An increasing number of foreign asset management companies are applying to become privately offered fund managers in China, where they are expected to offer greater global investment opportunities.
Swiss firm UBS AG, British alternative investment manager Man Group Plc and Singaporean investment management firm Fullerton Fund Management Co Ltd all received privately offered fund manager qualifications in the past three months to conduct securities investment in China.
In January, global asset management company Fidelity International announced that it was the first overseas asset management company to get the qualification. Daisy Ho, managing director at Fidelity International, said it was a milestone for the company, as it would enable Fidelity to expand its business in the world's second-largest economy.

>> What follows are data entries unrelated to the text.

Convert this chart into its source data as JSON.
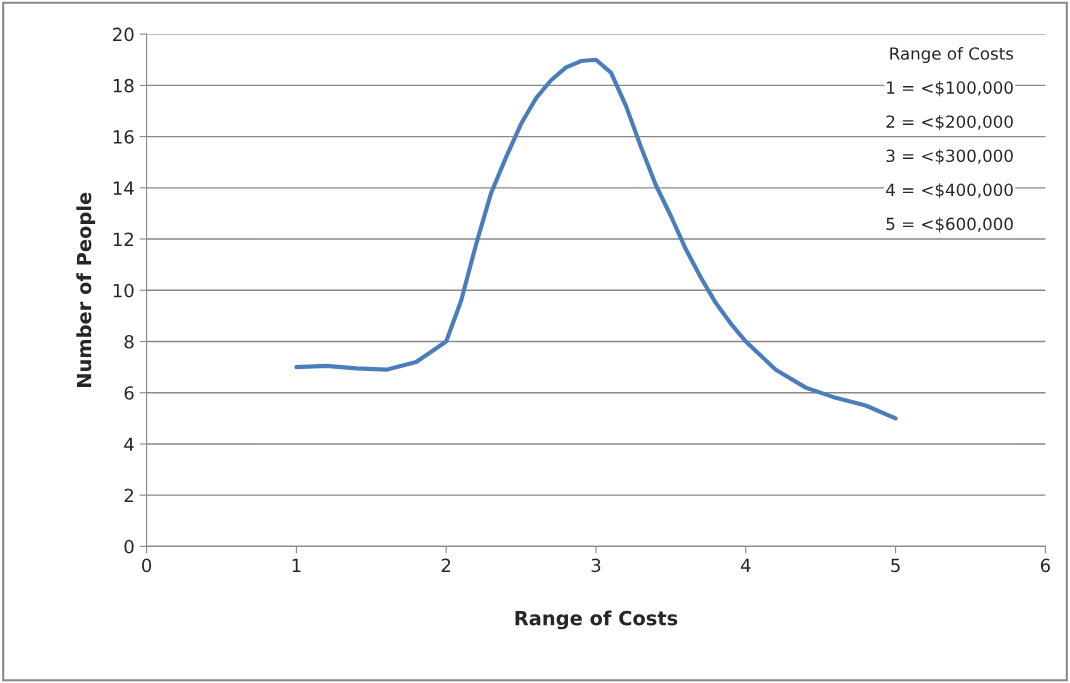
{
  "chart_data": {
    "type": "line",
    "xlabel": "Range of Costs",
    "ylabel": "Number of People",
    "x": [
      1,
      1.2,
      1.4,
      1.6,
      1.8,
      2,
      2.1,
      2.2,
      2.3,
      2.4,
      2.5,
      2.6,
      2.7,
      2.8,
      2.9,
      3,
      3.1,
      3.2,
      3.3,
      3.4,
      3.5,
      3.6,
      3.7,
      3.8,
      3.9,
      4,
      4.2,
      4.4,
      4.6,
      4.8,
      5
    ],
    "series": [
      {
        "color": "#4a7ebb",
        "values": [
          7,
          7.05,
          6.95,
          6.9,
          7.2,
          8,
          9.6,
          11.8,
          13.8,
          15.2,
          16.5,
          17.5,
          18.2,
          18.7,
          18.95,
          19,
          18.5,
          17.2,
          15.6,
          14.1,
          12.9,
          11.6,
          10.5,
          9.5,
          8.7,
          8,
          6.9,
          6.2,
          5.8,
          5.5,
          5
        ]
      }
    ],
    "xlim": [
      0,
      6
    ],
    "xticks": [
      0,
      1,
      2,
      3,
      4,
      5,
      6
    ],
    "ylim": [
      0,
      20
    ],
    "yticks": [
      0,
      2,
      4,
      6,
      8,
      10,
      12,
      14,
      16,
      18,
      20
    ],
    "grid": "y",
    "legend": false,
    "marker": "none",
    "line_style": "solid",
    "annotations": [
      "Range of Costs",
      "1 = <$100,000",
      "2 = <$200,000",
      "3 = <$300,000",
      "4 = <$400,000",
      "5 = <$600,000"
    ]
  }
}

More foreign asset management companies are applying to become privately offered fund managers in China, according to the Asset Management Association of China.

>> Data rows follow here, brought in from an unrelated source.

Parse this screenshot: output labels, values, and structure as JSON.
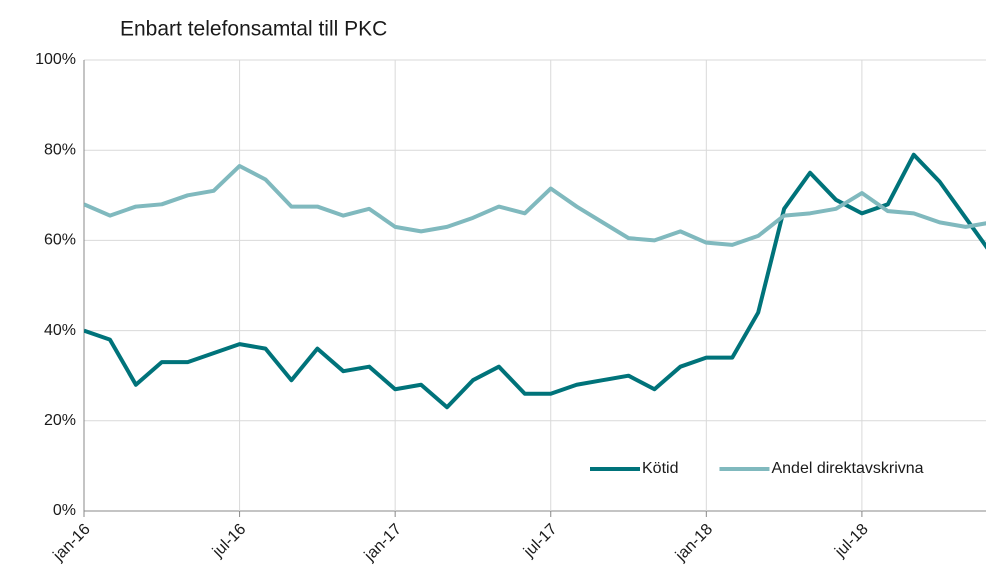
{
  "chart_data": {
    "type": "line",
    "title": "Enbart telefonsamtal till PKC",
    "categories": [
      "jan-16",
      null,
      null,
      null,
      null,
      null,
      "jul-16",
      null,
      null,
      null,
      null,
      null,
      "jan-17",
      null,
      null,
      null,
      null,
      null,
      "jul-17",
      null,
      null,
      null,
      null,
      null,
      "jan-18",
      null,
      null,
      null,
      null,
      null,
      "jul-18",
      null,
      null,
      null,
      null,
      null
    ],
    "series": [
      {
        "name": "Kötid",
        "color": "#00737a",
        "values": [
          40,
          38,
          28,
          33,
          33,
          35,
          37,
          36,
          29,
          36,
          31,
          32,
          27,
          28,
          23,
          29,
          32,
          26,
          26,
          28,
          29,
          30,
          27,
          32,
          34,
          34,
          44,
          67,
          75,
          69,
          66,
          68,
          79,
          73,
          65,
          57
        ]
      },
      {
        "name": "Andel direktavskrivna",
        "color": "#80b9be",
        "values": [
          68,
          65.5,
          67.5,
          68,
          70,
          71,
          76.5,
          73.5,
          67.5,
          67.5,
          65.5,
          67,
          63,
          62,
          63,
          65,
          67.5,
          66,
          71.5,
          67.5,
          64,
          60.5,
          60,
          62,
          59.5,
          59,
          61,
          65.5,
          66,
          67,
          70.5,
          66.5,
          66,
          64,
          63,
          64
        ]
      }
    ],
    "ylim": [
      0,
      100
    ],
    "yticks": [
      {
        "value": 0,
        "label": "0%"
      },
      {
        "value": 20,
        "label": "20%"
      },
      {
        "value": 40,
        "label": "40%"
      },
      {
        "value": 60,
        "label": "60%"
      },
      {
        "value": 80,
        "label": "80%"
      },
      {
        "value": 100,
        "label": "100%"
      }
    ],
    "grid": true,
    "legend": "lower right"
  }
}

"Global asset management companies are positively entering the Chinese market because they have strong demand to allocate their assets in China and the nation's improved regulatory environment also shores up their confidence," said Ma Wenya, general manager of Sunday Fund Co Ltd, a Chengdu-based asset management company.

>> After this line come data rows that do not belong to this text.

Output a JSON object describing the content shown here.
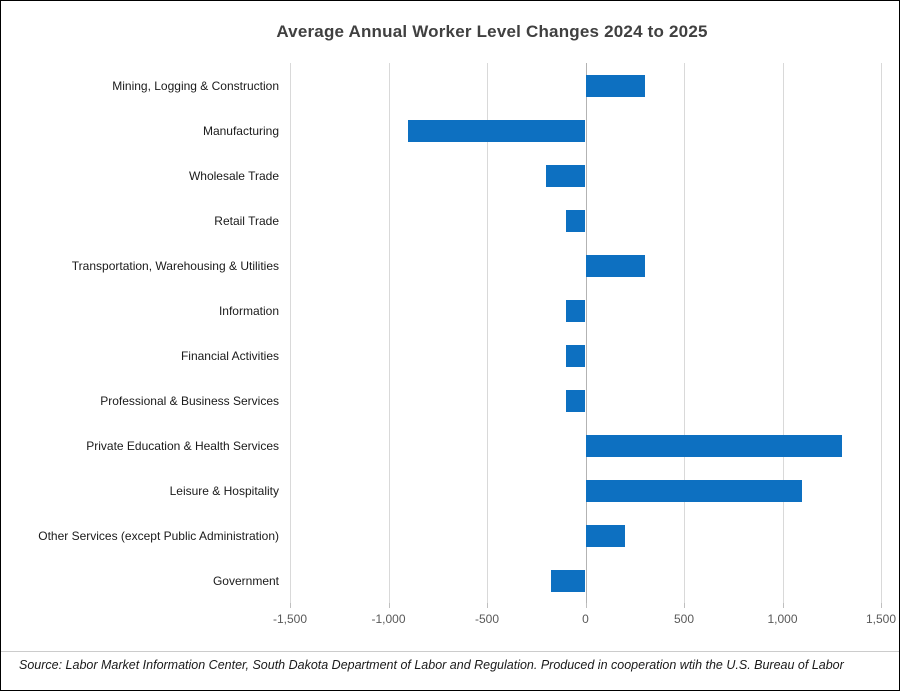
{
  "title": "Average Annual Worker Level Changes 2024 to 2025",
  "footer": {
    "source_note": "Source: Labor Market Information Center, South Dakota Department of Labor and Regulation. Produced in cooperation wtih the U.S. Bureau of Labor"
  },
  "colors": {
    "bar": "#0d70c1",
    "gridline": "#d9d9d9",
    "zero_line": "#b3b3b3",
    "title_text": "#404040",
    "tick_text": "#595959",
    "label_text": "#1a1a1a"
  },
  "chart_data": {
    "type": "bar",
    "orientation": "horizontal",
    "title": "Average Annual Worker Level Changes 2024 to 2025",
    "categories": [
      "Mining, Logging & Construction",
      "Manufacturing",
      "Wholesale Trade",
      "Retail Trade",
      "Transportation, Warehousing & Utilities",
      "Information",
      "Financial Activities",
      "Professional & Business Services",
      "Private Education & Health Services",
      "Leisure & Hospitality",
      "Other Services (except Public Administration)",
      "Government"
    ],
    "values": [
      300,
      -900,
      -200,
      -100,
      300,
      -100,
      -100,
      -100,
      1300,
      1100,
      200,
      -175
    ],
    "xlabel": "",
    "ylabel": "",
    "xlim": [
      -1500,
      1500
    ],
    "x_ticks": [
      -1500,
      -1000,
      -500,
      0,
      500,
      1000,
      1500
    ],
    "x_tick_labels": [
      "-1,500",
      "-1,000",
      "-500",
      "0",
      "500",
      "1,000",
      "1,500"
    ],
    "grid": true,
    "legend": false
  }
}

China's securities regulator in May vowed stricter regulation of securities firms and funds, warning that repetitive rule violations and illegal practices will lead to business suspensions and license revocations.
The China Securities Regulatory Commission said last June that qualified wholly foreign-owned enterprise and joint-venture companies can apply to become privately offered fund managers at the Asset Management Association of China.
Ma said it was good news that more foreign asset management companies were entering the Chinese market because they can bring advanced management ideas of customer service and more sophisticated investment risk warnings.
"With more players in Chinese asset management market, investors can have more choices and the market is more diversified and international."
A Beijing-based fund manager who declined to be named said China's more open financial market offers opportunities for foreign asset management companies, but it is still uncertain whether they can do business well in China because of market differences.
"About 70 percent of investors in the Chinese stock market are individuals, so foreign companies need to come up with investment strategies tailored for China," said the fund manager.
China is also starting to allow foreign capital to have majority shareholdings in publicly offered fund management companies.
The Hang Seng Qianhai Fund Management Co Ltd, mainland's first onshore overseas majority-owned joint venture fund management company opened for business last September in Shenzhen, Guangdong province. It was jointly established by Hang Seng Bank and Shenzhen Qianhai Financial Holdings Co Ltd.